Major sites of the mucosal melanomas are the vulva and vagina (45%) and the nasal and oral cavity (43%).
Mucosal melanomas are so rare that there are no large databases compared with those for cutaneous melanoma.
Therefore, pathologic microstaging has not been possible, and the fine-tuning of the prognosis that has been useful in cutaneous melanoma (Breslow thickness) has so far not been possible in mucosal melanoma.
Melanomas of the Oral Cavity
There is a delay in diagnosis of melanoma of the oral and nasal surfaces. Although melanosis of the mucosa is common in blacks and East Indians, it involves the buccal and gingival mucosa bilaterally (see Section 33); when there is a single area of melanosis, a biopsy should be performed to rule out melanoma; this is also true of pigmented nevi in the oral cavity, which should be excised.

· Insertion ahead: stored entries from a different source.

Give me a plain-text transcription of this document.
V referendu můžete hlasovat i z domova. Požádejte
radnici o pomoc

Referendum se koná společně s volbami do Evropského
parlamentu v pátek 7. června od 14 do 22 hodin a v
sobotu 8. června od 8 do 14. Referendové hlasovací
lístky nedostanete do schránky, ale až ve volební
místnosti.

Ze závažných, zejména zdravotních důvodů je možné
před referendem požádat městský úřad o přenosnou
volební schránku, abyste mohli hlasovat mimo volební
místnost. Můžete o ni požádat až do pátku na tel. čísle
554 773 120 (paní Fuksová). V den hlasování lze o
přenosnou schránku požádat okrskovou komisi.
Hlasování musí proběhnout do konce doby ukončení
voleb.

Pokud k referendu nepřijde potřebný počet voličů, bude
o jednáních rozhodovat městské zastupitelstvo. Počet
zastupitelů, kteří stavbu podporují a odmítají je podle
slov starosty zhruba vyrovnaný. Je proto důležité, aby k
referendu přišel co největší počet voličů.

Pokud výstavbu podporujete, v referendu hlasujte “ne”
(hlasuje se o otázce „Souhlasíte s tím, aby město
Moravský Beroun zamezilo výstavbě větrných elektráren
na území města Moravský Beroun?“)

Melanomas in the Genitalia
These melanomas mostly arise on the glans or prepuce (see Section 36) and the labia minora; there are fewer on the clitoris and the labia majora. Most tumors extend to the vagina at the mucocutaneous border. They look and evolve like LM and LMM (see Section 34). Vulva melanomas are often flat like LMM with large areas of MIS, and this is important to ascertain in planning excision of all the lesions to prevent recurrence. Dermoscopy should be used to outline the periphery of the lesion, as is done in LMM.
Often presents with a localized, often polypoid or nodular primary tumor, but it may also present similarly to LMM.